本日の全日程を完了し、思い思いの時間を過ごす生徒たち。6割がクラブ活動に精を出し、3割の生徒が帰路につく。残りの1割は生徒会のなんやかんやだ。部活は俺も続けているが、今日は生憎バイトの日であるため休むことにした。しかしここへ来て、厄介な問題が。
「ねえ、な~り~た~」
同世代の男子にしてはやや高めの声が、今日はやけに鬱陶しい。
「しつこいぞ。付き纏うなと言っただろうが」
え~、と訝しんでコバンザメよろしくべたべたと引っ付く、問題の塊が。
「だって成田、僕と約束したじゃないか」
しばらく前髪をつかんで考え込んだ。その結果、
「覚えてないな」
「酷くないっすかそれ!!」
ただでさえ高い声が裏返った。
この腐れ縁の男子生徒、姓を橘名を悠といい、一目だけでは女生徒とも見紛うほどの幼顔をしている。その橘は俺と何か約束したらしいが、本人に言った通りそんなこと記憶にないのだ。
「今日は、この前僕に恥をかかせた償いとして、僕が欲しかったロードバイクを買ってくれるんだろう」
償いとはまた大袈裟な。しかしその恥辱を味わわせた記憶もないのだ。おかしなことに話が噛み合わないな。
「俺が何したってんだ?」
「あんた僕にあんなことしといて何にも覚えてないのかよ!?」
「ああ、忘れた」
「思い出してよ、成田のせいなんだから!!つかこれを忘れるっていうアンタの神経系を一度見てみたいよ!」
記憶にないものを思い出せと言うのも無理な話――あ、そうだった。

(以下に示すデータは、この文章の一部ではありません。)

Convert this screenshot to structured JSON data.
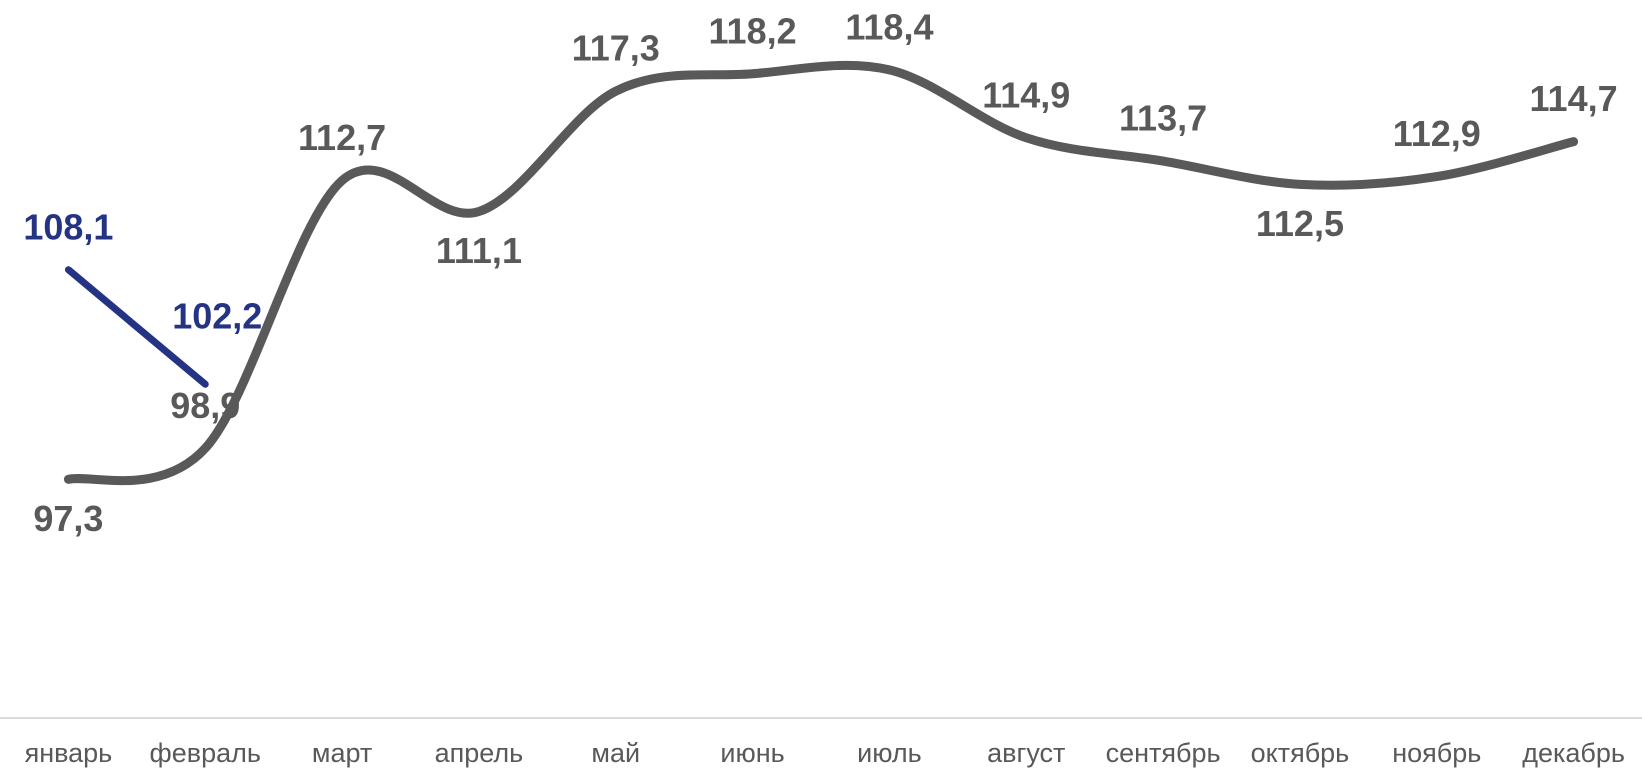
{
  "chart_data": {
    "type": "line",
    "categories": [
      "январь",
      "февраль",
      "март",
      "апрель",
      "май",
      "июнь",
      "июль",
      "август",
      "сентябрь",
      "октябрь",
      "ноябрь",
      "декабрь"
    ],
    "series": [
      {
        "color": "#595959",
        "values": [
          97.3,
          98.9,
          112.7,
          111.1,
          117.3,
          118.2,
          118.4,
          114.9,
          113.7,
          112.5,
          112.9,
          114.7
        ],
        "value_labels": [
          "97,3",
          "98,9",
          "112,7",
          "111,1",
          "117,3",
          "118,2",
          "118,4",
          "114,9",
          "113,7",
          "112,5",
          "112,9",
          "114,7"
        ]
      },
      {
        "color": "#253384",
        "values": [
          108.1,
          102.2,
          null,
          null,
          null,
          null,
          null,
          null,
          null,
          null,
          null,
          null
        ],
        "value_labels": [
          "108,1",
          "102,2",
          null,
          null,
          null,
          null,
          null,
          null,
          null,
          null,
          null,
          null
        ]
      }
    ],
    "ylim": [
      85,
      122
    ]
  }
}
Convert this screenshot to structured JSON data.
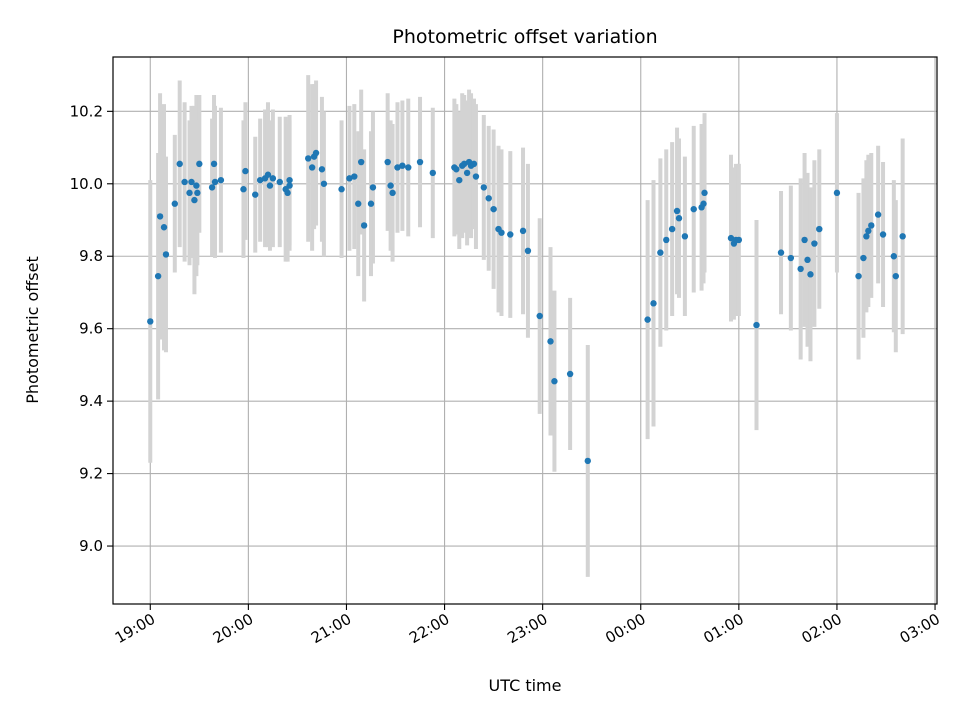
{
  "chart_data": {
    "type": "scatter",
    "title": "Photometric offset variation",
    "xlabel": "UTC time",
    "ylabel": "Photometric offset",
    "x_unit": "hours",
    "xlim": [
      18.62,
      27.02
    ],
    "ylim": [
      8.84,
      10.35
    ],
    "x_ticks": [
      19,
      20,
      21,
      22,
      23,
      24,
      25,
      26,
      27
    ],
    "x_tick_labels": [
      "19:00",
      "20:00",
      "21:00",
      "22:00",
      "23:00",
      "00:00",
      "01:00",
      "02:00",
      "03:00"
    ],
    "y_ticks": [
      9.0,
      9.2,
      9.4,
      9.6,
      9.8,
      10.0,
      10.2
    ],
    "y_tick_labels": [
      "9.0",
      "9.2",
      "9.4",
      "9.6",
      "9.8",
      "10.0",
      "10.2"
    ],
    "grid": true,
    "colors": {
      "point": "#1f77b4",
      "errorbar": "#d3d3d3",
      "grid": "#b0b0b0"
    },
    "series": [
      {
        "points": [
          {
            "x": 19.0,
            "y": 9.62,
            "err": 0.39
          },
          {
            "x": 19.08,
            "y": 9.745,
            "err": 0.34
          },
          {
            "x": 19.1,
            "y": 9.91,
            "err": 0.34
          },
          {
            "x": 19.14,
            "y": 9.88,
            "err": 0.34
          },
          {
            "x": 19.16,
            "y": 9.805,
            "err": 0.27
          },
          {
            "x": 19.25,
            "y": 9.945,
            "err": 0.19
          },
          {
            "x": 19.3,
            "y": 10.055,
            "err": 0.23
          },
          {
            "x": 19.35,
            "y": 10.005,
            "err": 0.22
          },
          {
            "x": 19.4,
            "y": 9.975,
            "err": 0.2
          },
          {
            "x": 19.42,
            "y": 10.005,
            "err": 0.21
          },
          {
            "x": 19.45,
            "y": 9.955,
            "err": 0.26
          },
          {
            "x": 19.47,
            "y": 9.995,
            "err": 0.25
          },
          {
            "x": 19.5,
            "y": 10.055,
            "err": 0.19
          },
          {
            "x": 19.48,
            "y": 9.975,
            "err": 0.2
          },
          {
            "x": 19.63,
            "y": 9.99,
            "err": 0.19
          },
          {
            "x": 19.65,
            "y": 10.055,
            "err": 0.19
          },
          {
            "x": 19.66,
            "y": 10.005,
            "err": 0.21
          },
          {
            "x": 19.72,
            "y": 10.01,
            "err": 0.2
          },
          {
            "x": 19.95,
            "y": 9.985,
            "err": 0.19
          },
          {
            "x": 19.97,
            "y": 10.035,
            "err": 0.19
          },
          {
            "x": 20.07,
            "y": 9.97,
            "err": 0.16
          },
          {
            "x": 20.12,
            "y": 10.01,
            "err": 0.17
          },
          {
            "x": 20.17,
            "y": 10.015,
            "err": 0.19
          },
          {
            "x": 20.2,
            "y": 10.025,
            "err": 0.2
          },
          {
            "x": 20.22,
            "y": 9.995,
            "err": 0.18
          },
          {
            "x": 20.25,
            "y": 10.015,
            "err": 0.19
          },
          {
            "x": 20.32,
            "y": 10.005,
            "err": 0.18
          },
          {
            "x": 20.38,
            "y": 9.985,
            "err": 0.2
          },
          {
            "x": 20.4,
            "y": 9.975,
            "err": 0.19
          },
          {
            "x": 20.42,
            "y": 10.01,
            "err": 0.18
          },
          {
            "x": 20.42,
            "y": 9.995,
            "err": 0.18
          },
          {
            "x": 20.61,
            "y": 10.07,
            "err": 0.23
          },
          {
            "x": 20.65,
            "y": 10.045,
            "err": 0.23
          },
          {
            "x": 20.67,
            "y": 10.075,
            "err": 0.2
          },
          {
            "x": 20.69,
            "y": 10.085,
            "err": 0.2
          },
          {
            "x": 20.75,
            "y": 10.04,
            "err": 0.2
          },
          {
            "x": 20.77,
            "y": 10.0,
            "err": 0.2
          },
          {
            "x": 20.95,
            "y": 9.985,
            "err": 0.19
          },
          {
            "x": 21.03,
            "y": 10.015,
            "err": 0.2
          },
          {
            "x": 21.08,
            "y": 10.02,
            "err": 0.2
          },
          {
            "x": 21.12,
            "y": 9.945,
            "err": 0.2
          },
          {
            "x": 21.15,
            "y": 10.06,
            "err": 0.2
          },
          {
            "x": 21.18,
            "y": 9.885,
            "err": 0.21
          },
          {
            "x": 21.27,
            "y": 9.99,
            "err": 0.21
          },
          {
            "x": 21.25,
            "y": 9.945,
            "err": 0.2
          },
          {
            "x": 21.42,
            "y": 10.06,
            "err": 0.19
          },
          {
            "x": 21.45,
            "y": 9.995,
            "err": 0.18
          },
          {
            "x": 21.47,
            "y": 9.975,
            "err": 0.19
          },
          {
            "x": 21.52,
            "y": 10.045,
            "err": 0.18
          },
          {
            "x": 21.57,
            "y": 10.05,
            "err": 0.18
          },
          {
            "x": 21.63,
            "y": 10.045,
            "err": 0.19
          },
          {
            "x": 21.75,
            "y": 10.06,
            "err": 0.18
          },
          {
            "x": 21.88,
            "y": 10.03,
            "err": 0.18
          },
          {
            "x": 22.1,
            "y": 10.045,
            "err": 0.19
          },
          {
            "x": 22.12,
            "y": 10.04,
            "err": 0.18
          },
          {
            "x": 22.15,
            "y": 10.01,
            "err": 0.19
          },
          {
            "x": 22.18,
            "y": 10.05,
            "err": 0.2
          },
          {
            "x": 22.2,
            "y": 10.055,
            "err": 0.19
          },
          {
            "x": 22.23,
            "y": 10.03,
            "err": 0.2
          },
          {
            "x": 22.25,
            "y": 10.06,
            "err": 0.2
          },
          {
            "x": 22.27,
            "y": 10.05,
            "err": 0.2
          },
          {
            "x": 22.3,
            "y": 10.055,
            "err": 0.18
          },
          {
            "x": 22.32,
            "y": 10.02,
            "err": 0.2
          },
          {
            "x": 22.4,
            "y": 9.99,
            "err": 0.2
          },
          {
            "x": 22.45,
            "y": 9.96,
            "err": 0.2
          },
          {
            "x": 22.5,
            "y": 9.93,
            "err": 0.22
          },
          {
            "x": 22.55,
            "y": 9.875,
            "err": 0.23
          },
          {
            "x": 22.58,
            "y": 9.865,
            "err": 0.23
          },
          {
            "x": 22.67,
            "y": 9.86,
            "err": 0.23
          },
          {
            "x": 22.8,
            "y": 9.87,
            "err": 0.23
          },
          {
            "x": 22.85,
            "y": 9.815,
            "err": 0.24
          },
          {
            "x": 22.97,
            "y": 9.635,
            "err": 0.27
          },
          {
            "x": 23.08,
            "y": 9.565,
            "err": 0.26
          },
          {
            "x": 23.12,
            "y": 9.455,
            "err": 0.25
          },
          {
            "x": 23.28,
            "y": 9.475,
            "err": 0.21
          },
          {
            "x": 23.46,
            "y": 9.235,
            "err": 0.32
          },
          {
            "x": 24.07,
            "y": 9.625,
            "err": 0.33
          },
          {
            "x": 24.13,
            "y": 9.67,
            "err": 0.34
          },
          {
            "x": 24.2,
            "y": 9.81,
            "err": 0.26
          },
          {
            "x": 24.26,
            "y": 9.845,
            "err": 0.25
          },
          {
            "x": 24.32,
            "y": 9.875,
            "err": 0.24
          },
          {
            "x": 24.37,
            "y": 9.925,
            "err": 0.23
          },
          {
            "x": 24.39,
            "y": 9.905,
            "err": 0.22
          },
          {
            "x": 24.45,
            "y": 9.855,
            "err": 0.22
          },
          {
            "x": 24.54,
            "y": 9.93,
            "err": 0.23
          },
          {
            "x": 24.62,
            "y": 9.935,
            "err": 0.23
          },
          {
            "x": 24.64,
            "y": 9.945,
            "err": 0.22
          },
          {
            "x": 24.65,
            "y": 9.975,
            "err": 0.22
          },
          {
            "x": 24.92,
            "y": 9.85,
            "err": 0.23
          },
          {
            "x": 24.95,
            "y": 9.835,
            "err": 0.21
          },
          {
            "x": 24.97,
            "y": 9.845,
            "err": 0.21
          },
          {
            "x": 25.0,
            "y": 9.845,
            "err": 0.21
          },
          {
            "x": 25.18,
            "y": 9.61,
            "err": 0.29
          },
          {
            "x": 25.43,
            "y": 9.81,
            "err": 0.17
          },
          {
            "x": 25.53,
            "y": 9.795,
            "err": 0.2
          },
          {
            "x": 25.63,
            "y": 9.765,
            "err": 0.25
          },
          {
            "x": 25.67,
            "y": 9.845,
            "err": 0.24
          },
          {
            "x": 25.7,
            "y": 9.79,
            "err": 0.24
          },
          {
            "x": 25.73,
            "y": 9.75,
            "err": 0.24
          },
          {
            "x": 25.77,
            "y": 9.835,
            "err": 0.23
          },
          {
            "x": 25.82,
            "y": 9.875,
            "err": 0.22
          },
          {
            "x": 26.0,
            "y": 9.975,
            "err": 0.22
          },
          {
            "x": 26.22,
            "y": 9.745,
            "err": 0.23
          },
          {
            "x": 26.27,
            "y": 9.795,
            "err": 0.22
          },
          {
            "x": 26.3,
            "y": 9.855,
            "err": 0.21
          },
          {
            "x": 26.32,
            "y": 9.87,
            "err": 0.21
          },
          {
            "x": 26.35,
            "y": 9.885,
            "err": 0.2
          },
          {
            "x": 26.42,
            "y": 9.915,
            "err": 0.19
          },
          {
            "x": 26.47,
            "y": 9.86,
            "err": 0.2
          },
          {
            "x": 26.58,
            "y": 9.8,
            "err": 0.21
          },
          {
            "x": 26.6,
            "y": 9.745,
            "err": 0.21
          },
          {
            "x": 26.67,
            "y": 9.855,
            "err": 0.27
          }
        ]
      }
    ]
  }
}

先日俺は橘の恋路の手伝いをしてやったんだ。あいつが積極的に落とそうとしている相手――ま、今回もどうせまた難破だろうと思っていたが――の好みをを教えた。だから感謝こそすれ、恨むなんて、ましてや償わせるなんて無礼も甚だしい奴だな。
「俺は手伝ったんだぞ。なんでそんなに逆恨みするんだ?」
「〝あの娘の好みはイスラム教徒らしいぞ〟ってアレがアドバイスだとでも思ってんすか!?あれ以来メッカに向かって毎日5度礼拝してるんすよ!!それをあの娘に見せたら普通に引かれたんすからね!!何か両手で自分の両腕つかんで身震いしてたんすよ!!それから目も合わせてくれないしあまつさえ悲鳴なんてあげられて――」
「まぁそれは、ご愁傷様」
「あんたのせいだろうがあああああぁぁぁぁぁぁあああああああ!!」
嘆息し、やむを得ず最終手段に出た。さもないといつまでも突っかかってくることだろう。
「ロードバイクでもなんでも買ってやるから落ち着けよ」
「ほんとう?」
さっきまで暴れていたのに……単純な奴だ。
そんなこんなで結局橘の買い物に付き合うことになり、丁度校門を出たところだった。俺は思い出したのだ。なぜ橘の頼みを断ったかを――バイトがあったから断ったという重要なことを。
「悪い橘、今日バイトがあったんだ。すっかり忘れていた。明日付き合うから今日は勘弁な!」
「あ、ちょっ……ってもうわかったよ。でもね、明日は買ってもらわないと、僕も困るんだよねぇ」
内心、あいつは何様だと思いながら駆け出した。買ってもらう身の上で傲岸も極まりない。
「買ってやるっつったろっ!だからその口閉じろ!ものを言うな、息を吸って酸素を減らすな、吐いて二酸化炭素増やすな、いいな!」
「えっと、あんまり保証できません……」
走り出した背中に、橘の幼子のような視線を感じた。大きく傾いた陽が2人を照らす。空を仰げばあかね色の光がまぶしく、つい目を細めた。